What is Energy Modelling?

The term Energy-Efficient Buildings has been used more often than before in the past decade by government officials, large corporations and by the media. But what does it mean and why is it important?

Buildings are considered energy efficient when designed to allow for significant reduction in the energy consumption for ventilation, heating, cooling and lighting. Reduced energy use translates to great reductions in operating cost for buildings. But, how do we design Energy-Efficient Buildings? 

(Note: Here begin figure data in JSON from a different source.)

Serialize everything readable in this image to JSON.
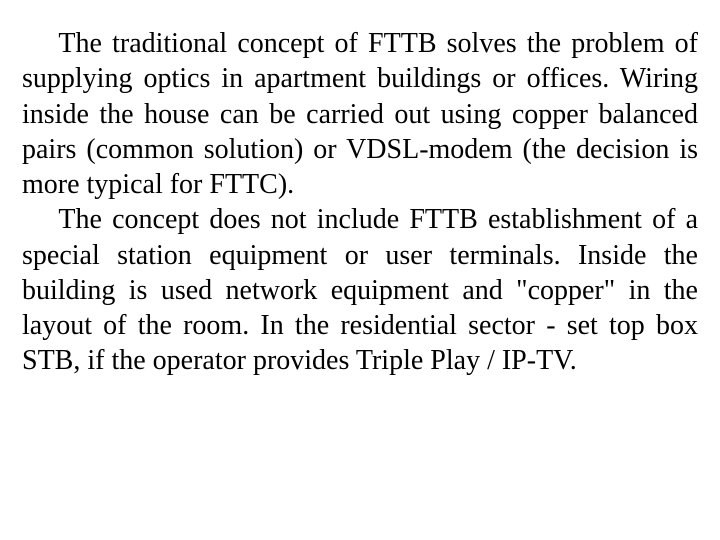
{
  "document": {
    "font_family": "Times New Roman",
    "font_size_pt": 21,
    "text_color": "#000000",
    "background_color": "#ffffff",
    "text_align": "justify",
    "text_indent_em": 1.3,
    "line_height": 1.26,
    "paragraphs": [
      "The traditional concept of FTTB solves the problem of supplying optics in apartment buildings or offices. Wiring inside the house can be carried out using copper balanced pairs (common solution) or VDSL-modem (the decision is more typical for FTTC).",
      "The concept does not include FTTB establishment of a special station equipment or user terminals. Inside the building is used network equipment and \"copper\" in the layout of the room. In the residential sector - set top box STB, if the operator provides Triple Play / IP-TV."
    ]
  }
}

The answer is Energy Modelling

Energy Modeling is ultimately a tool used to forecast future energy consumption of a building. It uses simulations to examine energy conservation measures, taking into account the building design, weather, utility rates, and occupancy profiles to accurately estimate energy consumption and cost. Using energy modeling software, engineers can adjust design parameters and immediately see the consequences of those adjustments, saving significant costs and time for building owners and operators. Therefore, the use of energy modeling is critical for cost saving and energy conservation measures within a project. 

Is Energy Modeling Optional or Mandatory? 

In British Columbia, the provincial Building Code of 2018 “establishes minimum requirements for safety, health, accessibility, fire and structural protection of buildings and energy and water efficiency” (The British Columbia Codes). 

Many municipalities in BC require commercial new construction projects to satisfy the requirements of BC Energy Step Code. The use of energy modeling verifies whether or not the building design satisfies the energy step code requirements. 

When Step Code is required, Energy Modeling is required!

The use of energy modelling supports development of energy codes and standards which helps utilities and government plans large scale energy efficiency programs.  

Why is Energy Modeling important now?

The climate change mitigation measures are taken more seriously day after day considering its vital impacts on the environment. Digging into the root of the problem, the primary cause of climate change is the global greenhouse gas emissions that is largely produced by the energy supply sector. Reducing the demand for energy means reducing greenhouse gas emission.

Therefore, to mitigate climate change, we need to reduce energy consumption levels, and this is where energy modeling comes to play!

Energy modeling drives building designs towards less energy consumption and the recycling of waste energy. 

As buildings meant to last for many decades, the building designs need to incorporate the future climate change and that is when energy modeling is used to optimize energy efficiency for that actual climate change that the building will experience.